А дальше идут примечательные слова:

Но поскольку силы могут превращаться в другие силы, поскольку длящийся пыл становится светом (коммутаторы), и электричество молнии может фотографировать (помните, те смертельные молнии, которые борозду прорывают), поскольку наша глухая сердечная боль может вздымать над собой, как флаг, зримую вечность образа каждого нового страдания, так примем же физическое зло, которое оно несет нам…

Помните у Блока: «Пусть разрушается тело, душа пролетит над пустыней, пребуду вечно юн и печален, обрученный с богиней». Это почти буквальное совпадение заставляет предположить, что какие-то состояния нашей духовной жизни существуют одновременно у разных людей, в разных культурах. И это тем более удивительно, что совпадение двойное: у Блока фигурирует «печальный и вечно юный, обрученный с богиней», а у Пруста как раз в связи с разъяснением этих вещей дальше тоже появится образ и понятие богини. Некоторые смутные и неясные богини, в беседе с которыми мы все время находимся. Но я цитирую:

Пусть разрушается наше тело, поскольку каждая отделившаяся от него частица возвращается к ним, но уже светоносная и прозрачная для чтения.
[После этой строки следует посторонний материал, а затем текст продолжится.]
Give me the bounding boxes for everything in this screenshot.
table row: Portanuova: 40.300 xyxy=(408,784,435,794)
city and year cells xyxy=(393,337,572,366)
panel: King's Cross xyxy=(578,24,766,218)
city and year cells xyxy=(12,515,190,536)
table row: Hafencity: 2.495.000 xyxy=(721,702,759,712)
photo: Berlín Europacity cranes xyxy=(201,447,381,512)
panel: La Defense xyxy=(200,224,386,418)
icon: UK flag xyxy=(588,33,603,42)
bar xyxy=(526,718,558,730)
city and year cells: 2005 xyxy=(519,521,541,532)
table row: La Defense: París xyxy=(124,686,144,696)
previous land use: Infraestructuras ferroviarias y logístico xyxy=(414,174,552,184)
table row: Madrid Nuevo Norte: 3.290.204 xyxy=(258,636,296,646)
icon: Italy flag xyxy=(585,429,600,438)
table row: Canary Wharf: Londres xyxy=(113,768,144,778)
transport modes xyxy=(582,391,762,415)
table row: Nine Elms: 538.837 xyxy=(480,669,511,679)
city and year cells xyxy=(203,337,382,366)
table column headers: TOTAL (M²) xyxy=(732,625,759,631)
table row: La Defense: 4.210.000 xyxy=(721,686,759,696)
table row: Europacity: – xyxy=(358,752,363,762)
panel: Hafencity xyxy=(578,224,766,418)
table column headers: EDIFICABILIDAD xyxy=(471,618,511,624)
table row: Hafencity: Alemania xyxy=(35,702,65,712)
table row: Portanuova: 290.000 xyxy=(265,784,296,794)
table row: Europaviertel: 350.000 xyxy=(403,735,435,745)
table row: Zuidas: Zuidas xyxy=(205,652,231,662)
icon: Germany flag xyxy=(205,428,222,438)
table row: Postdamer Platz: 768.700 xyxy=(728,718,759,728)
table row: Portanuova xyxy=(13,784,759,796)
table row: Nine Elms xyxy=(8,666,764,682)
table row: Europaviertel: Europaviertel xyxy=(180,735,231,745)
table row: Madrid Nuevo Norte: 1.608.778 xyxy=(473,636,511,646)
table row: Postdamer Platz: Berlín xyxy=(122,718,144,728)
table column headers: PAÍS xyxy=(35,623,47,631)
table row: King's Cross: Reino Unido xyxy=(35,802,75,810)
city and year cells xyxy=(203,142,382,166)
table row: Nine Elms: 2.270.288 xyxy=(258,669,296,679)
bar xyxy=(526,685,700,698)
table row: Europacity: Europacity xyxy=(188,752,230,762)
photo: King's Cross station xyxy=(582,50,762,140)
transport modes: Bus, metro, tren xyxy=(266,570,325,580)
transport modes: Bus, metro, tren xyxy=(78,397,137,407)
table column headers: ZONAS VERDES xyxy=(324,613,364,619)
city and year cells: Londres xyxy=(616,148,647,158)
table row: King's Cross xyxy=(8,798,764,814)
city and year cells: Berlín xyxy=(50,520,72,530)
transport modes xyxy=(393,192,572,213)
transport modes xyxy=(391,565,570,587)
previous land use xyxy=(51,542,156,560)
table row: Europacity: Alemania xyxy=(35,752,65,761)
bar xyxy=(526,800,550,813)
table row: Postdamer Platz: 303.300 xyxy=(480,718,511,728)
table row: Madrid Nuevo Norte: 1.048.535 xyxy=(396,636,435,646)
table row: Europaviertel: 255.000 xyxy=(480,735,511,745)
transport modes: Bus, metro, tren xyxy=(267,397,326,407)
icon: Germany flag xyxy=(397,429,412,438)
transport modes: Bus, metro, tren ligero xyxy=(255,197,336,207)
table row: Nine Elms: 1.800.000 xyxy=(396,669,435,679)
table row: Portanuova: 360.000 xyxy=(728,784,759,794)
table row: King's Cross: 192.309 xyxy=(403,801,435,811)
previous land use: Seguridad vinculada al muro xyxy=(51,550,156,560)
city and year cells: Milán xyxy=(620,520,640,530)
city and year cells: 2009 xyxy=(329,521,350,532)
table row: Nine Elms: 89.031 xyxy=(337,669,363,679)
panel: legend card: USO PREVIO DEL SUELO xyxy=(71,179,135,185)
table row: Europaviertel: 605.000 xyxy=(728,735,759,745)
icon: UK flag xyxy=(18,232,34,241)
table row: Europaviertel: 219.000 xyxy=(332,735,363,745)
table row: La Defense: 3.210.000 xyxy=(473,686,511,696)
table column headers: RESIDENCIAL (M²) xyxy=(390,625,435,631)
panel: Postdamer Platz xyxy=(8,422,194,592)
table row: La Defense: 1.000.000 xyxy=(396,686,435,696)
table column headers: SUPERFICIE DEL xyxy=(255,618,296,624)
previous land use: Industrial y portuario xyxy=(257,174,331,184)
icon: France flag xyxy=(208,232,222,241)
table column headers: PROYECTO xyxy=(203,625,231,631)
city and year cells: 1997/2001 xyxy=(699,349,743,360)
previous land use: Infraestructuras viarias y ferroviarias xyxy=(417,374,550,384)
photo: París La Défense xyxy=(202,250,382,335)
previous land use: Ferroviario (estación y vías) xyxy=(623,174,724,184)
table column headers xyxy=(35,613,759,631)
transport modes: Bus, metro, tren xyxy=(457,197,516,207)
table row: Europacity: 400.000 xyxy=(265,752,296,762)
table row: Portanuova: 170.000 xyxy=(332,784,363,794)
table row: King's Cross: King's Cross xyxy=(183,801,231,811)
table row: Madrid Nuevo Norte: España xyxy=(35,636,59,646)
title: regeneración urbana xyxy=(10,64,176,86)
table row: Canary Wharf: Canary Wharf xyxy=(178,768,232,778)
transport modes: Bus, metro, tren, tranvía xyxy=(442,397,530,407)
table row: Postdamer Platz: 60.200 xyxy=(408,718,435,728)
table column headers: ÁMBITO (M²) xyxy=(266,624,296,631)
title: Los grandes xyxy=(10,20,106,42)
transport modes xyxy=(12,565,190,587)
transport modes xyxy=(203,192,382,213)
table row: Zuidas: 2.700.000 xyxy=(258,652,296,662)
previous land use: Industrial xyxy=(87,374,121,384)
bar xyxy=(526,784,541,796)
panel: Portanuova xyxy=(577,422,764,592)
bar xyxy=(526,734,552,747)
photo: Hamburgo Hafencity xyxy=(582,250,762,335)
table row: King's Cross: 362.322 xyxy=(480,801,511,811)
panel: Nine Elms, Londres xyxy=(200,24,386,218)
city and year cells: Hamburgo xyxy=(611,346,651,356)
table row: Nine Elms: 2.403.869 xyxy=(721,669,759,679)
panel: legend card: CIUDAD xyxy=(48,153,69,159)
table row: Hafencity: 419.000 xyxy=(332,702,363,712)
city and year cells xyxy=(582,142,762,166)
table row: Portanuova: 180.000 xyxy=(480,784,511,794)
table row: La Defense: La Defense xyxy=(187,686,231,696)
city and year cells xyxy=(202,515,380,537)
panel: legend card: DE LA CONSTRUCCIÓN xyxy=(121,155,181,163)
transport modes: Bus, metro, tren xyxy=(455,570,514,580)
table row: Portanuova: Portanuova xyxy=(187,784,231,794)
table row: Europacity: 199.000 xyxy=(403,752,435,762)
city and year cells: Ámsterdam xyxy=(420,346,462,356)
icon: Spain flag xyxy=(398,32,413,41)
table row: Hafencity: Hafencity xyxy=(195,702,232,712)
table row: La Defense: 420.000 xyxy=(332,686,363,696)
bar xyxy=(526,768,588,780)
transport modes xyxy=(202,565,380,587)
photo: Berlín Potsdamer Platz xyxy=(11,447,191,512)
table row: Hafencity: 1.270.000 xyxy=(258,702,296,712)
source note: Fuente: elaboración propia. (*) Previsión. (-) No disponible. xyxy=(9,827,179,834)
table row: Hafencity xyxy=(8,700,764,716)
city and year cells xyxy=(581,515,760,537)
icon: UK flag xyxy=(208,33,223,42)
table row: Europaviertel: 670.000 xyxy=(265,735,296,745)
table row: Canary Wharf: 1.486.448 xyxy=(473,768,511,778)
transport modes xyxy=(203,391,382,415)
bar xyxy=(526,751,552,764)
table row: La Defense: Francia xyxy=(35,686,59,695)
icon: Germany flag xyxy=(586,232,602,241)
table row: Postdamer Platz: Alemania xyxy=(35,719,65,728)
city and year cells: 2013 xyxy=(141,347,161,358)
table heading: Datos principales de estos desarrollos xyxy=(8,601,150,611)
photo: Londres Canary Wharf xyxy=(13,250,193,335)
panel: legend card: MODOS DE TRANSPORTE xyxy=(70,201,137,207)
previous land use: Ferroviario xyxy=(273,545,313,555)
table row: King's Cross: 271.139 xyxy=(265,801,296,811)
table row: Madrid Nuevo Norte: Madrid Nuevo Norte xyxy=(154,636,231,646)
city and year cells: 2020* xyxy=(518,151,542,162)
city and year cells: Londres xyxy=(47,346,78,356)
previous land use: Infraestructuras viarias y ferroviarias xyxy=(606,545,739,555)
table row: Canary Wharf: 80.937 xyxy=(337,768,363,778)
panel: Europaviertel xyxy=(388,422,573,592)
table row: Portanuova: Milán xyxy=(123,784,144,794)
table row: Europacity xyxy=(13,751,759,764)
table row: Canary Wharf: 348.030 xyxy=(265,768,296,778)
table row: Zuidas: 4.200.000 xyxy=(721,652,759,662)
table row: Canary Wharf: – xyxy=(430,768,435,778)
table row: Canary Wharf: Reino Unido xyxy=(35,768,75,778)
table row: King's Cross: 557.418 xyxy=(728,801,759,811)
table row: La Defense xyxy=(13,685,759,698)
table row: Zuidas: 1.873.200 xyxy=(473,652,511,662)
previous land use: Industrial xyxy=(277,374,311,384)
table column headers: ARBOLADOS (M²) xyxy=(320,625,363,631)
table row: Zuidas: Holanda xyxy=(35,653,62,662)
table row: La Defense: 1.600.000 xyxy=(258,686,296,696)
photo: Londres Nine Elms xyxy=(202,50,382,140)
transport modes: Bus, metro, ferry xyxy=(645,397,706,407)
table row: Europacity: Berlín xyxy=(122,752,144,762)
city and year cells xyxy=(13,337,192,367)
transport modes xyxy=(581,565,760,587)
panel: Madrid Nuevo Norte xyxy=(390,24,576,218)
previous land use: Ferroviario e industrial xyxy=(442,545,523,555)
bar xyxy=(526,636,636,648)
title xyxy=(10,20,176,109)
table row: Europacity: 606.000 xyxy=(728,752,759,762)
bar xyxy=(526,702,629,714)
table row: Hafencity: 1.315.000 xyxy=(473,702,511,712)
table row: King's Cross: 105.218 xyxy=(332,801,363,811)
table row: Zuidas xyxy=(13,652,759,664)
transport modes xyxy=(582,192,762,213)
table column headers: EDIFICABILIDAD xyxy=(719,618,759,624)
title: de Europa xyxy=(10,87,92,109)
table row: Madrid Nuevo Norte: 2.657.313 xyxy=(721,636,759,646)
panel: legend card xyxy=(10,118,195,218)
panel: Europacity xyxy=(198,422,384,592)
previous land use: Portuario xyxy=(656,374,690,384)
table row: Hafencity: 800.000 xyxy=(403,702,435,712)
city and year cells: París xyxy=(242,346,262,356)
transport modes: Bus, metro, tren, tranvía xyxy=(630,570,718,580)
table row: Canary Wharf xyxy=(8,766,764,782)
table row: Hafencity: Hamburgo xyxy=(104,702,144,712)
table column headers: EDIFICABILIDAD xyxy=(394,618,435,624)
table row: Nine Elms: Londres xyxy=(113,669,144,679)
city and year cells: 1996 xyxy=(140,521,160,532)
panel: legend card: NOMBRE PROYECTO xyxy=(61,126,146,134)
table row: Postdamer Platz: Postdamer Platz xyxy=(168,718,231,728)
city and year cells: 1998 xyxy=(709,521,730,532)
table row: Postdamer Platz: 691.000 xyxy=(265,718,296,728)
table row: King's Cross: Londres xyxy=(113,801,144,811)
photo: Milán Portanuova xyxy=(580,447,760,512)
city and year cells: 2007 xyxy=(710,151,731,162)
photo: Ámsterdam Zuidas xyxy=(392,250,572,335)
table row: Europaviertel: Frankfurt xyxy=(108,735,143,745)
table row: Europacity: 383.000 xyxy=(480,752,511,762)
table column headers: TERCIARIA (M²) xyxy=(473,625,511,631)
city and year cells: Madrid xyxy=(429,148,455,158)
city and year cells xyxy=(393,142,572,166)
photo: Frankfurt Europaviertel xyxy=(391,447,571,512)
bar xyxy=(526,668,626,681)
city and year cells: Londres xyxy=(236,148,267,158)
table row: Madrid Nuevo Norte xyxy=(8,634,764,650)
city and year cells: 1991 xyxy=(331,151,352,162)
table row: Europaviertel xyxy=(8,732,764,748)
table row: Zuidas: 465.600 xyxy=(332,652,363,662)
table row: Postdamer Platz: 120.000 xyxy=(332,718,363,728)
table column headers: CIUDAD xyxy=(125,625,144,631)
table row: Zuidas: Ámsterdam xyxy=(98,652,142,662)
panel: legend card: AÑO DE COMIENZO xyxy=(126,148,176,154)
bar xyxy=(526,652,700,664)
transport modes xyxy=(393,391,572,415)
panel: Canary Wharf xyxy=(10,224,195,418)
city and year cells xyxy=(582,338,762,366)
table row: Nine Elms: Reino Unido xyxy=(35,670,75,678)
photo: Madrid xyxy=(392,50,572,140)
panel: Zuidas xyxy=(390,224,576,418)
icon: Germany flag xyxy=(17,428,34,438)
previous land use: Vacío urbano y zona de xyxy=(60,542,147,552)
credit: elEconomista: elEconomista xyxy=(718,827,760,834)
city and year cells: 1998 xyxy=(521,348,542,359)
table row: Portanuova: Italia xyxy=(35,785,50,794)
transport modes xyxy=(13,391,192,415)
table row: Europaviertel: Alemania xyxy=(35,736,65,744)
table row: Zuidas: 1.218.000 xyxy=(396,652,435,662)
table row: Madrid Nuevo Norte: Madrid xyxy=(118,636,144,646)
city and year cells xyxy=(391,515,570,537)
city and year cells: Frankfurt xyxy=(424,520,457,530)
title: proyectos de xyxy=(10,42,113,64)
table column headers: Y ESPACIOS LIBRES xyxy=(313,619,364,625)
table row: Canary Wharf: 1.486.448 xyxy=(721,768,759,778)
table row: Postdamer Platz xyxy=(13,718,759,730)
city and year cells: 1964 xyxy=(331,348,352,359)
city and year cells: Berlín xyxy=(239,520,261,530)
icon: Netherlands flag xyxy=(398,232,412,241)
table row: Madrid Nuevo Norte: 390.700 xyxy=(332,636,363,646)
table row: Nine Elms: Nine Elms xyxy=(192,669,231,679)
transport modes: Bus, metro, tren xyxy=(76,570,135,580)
Это и есть материал импрессии, состоящий из частиц нашего разрушающегося тела, из наших трат. Впечатление, трата — это одно и то же. В одном месте Пруст говорит об импрессиях, а здесь о частицах нашего тела, которые, отделяясь, возвращаются к нам, но уже светоносные и прозрачные для чтения, чтобы восполнить это познание ценой страданий, в которых другие, более одаренные, не нуждаются. Пруст не тиран, он не требует того, чтобы все страдали так, как он страдал сам. (Я еще скажу о причинах той формы страдания, которая была у него.)

Значит, частицы нашего тела возвращаются, чтобы восполнить познание, —

…чтобы сделать его более прочным, и, по мере того как эмоция рассыпает наше тело, добавляются к нашему произведению. (До сих пор о произведении, казалось бы, речь не шла, кроме случайного совпадения слов — «отрывок», «наблюдение» в контексте описания жизни.) Идеи производные заменители горестей (во французском тексте стоит более сильное слово, но русский прямой перевод изменил бы смысл фразы — succedane — эрзац, заменитель, суррогат); в момент, когда последние заменяются идеями, они теряют часть своего злотворного действия, и даже в первое мгновение сама их трансформация высвобождает радость.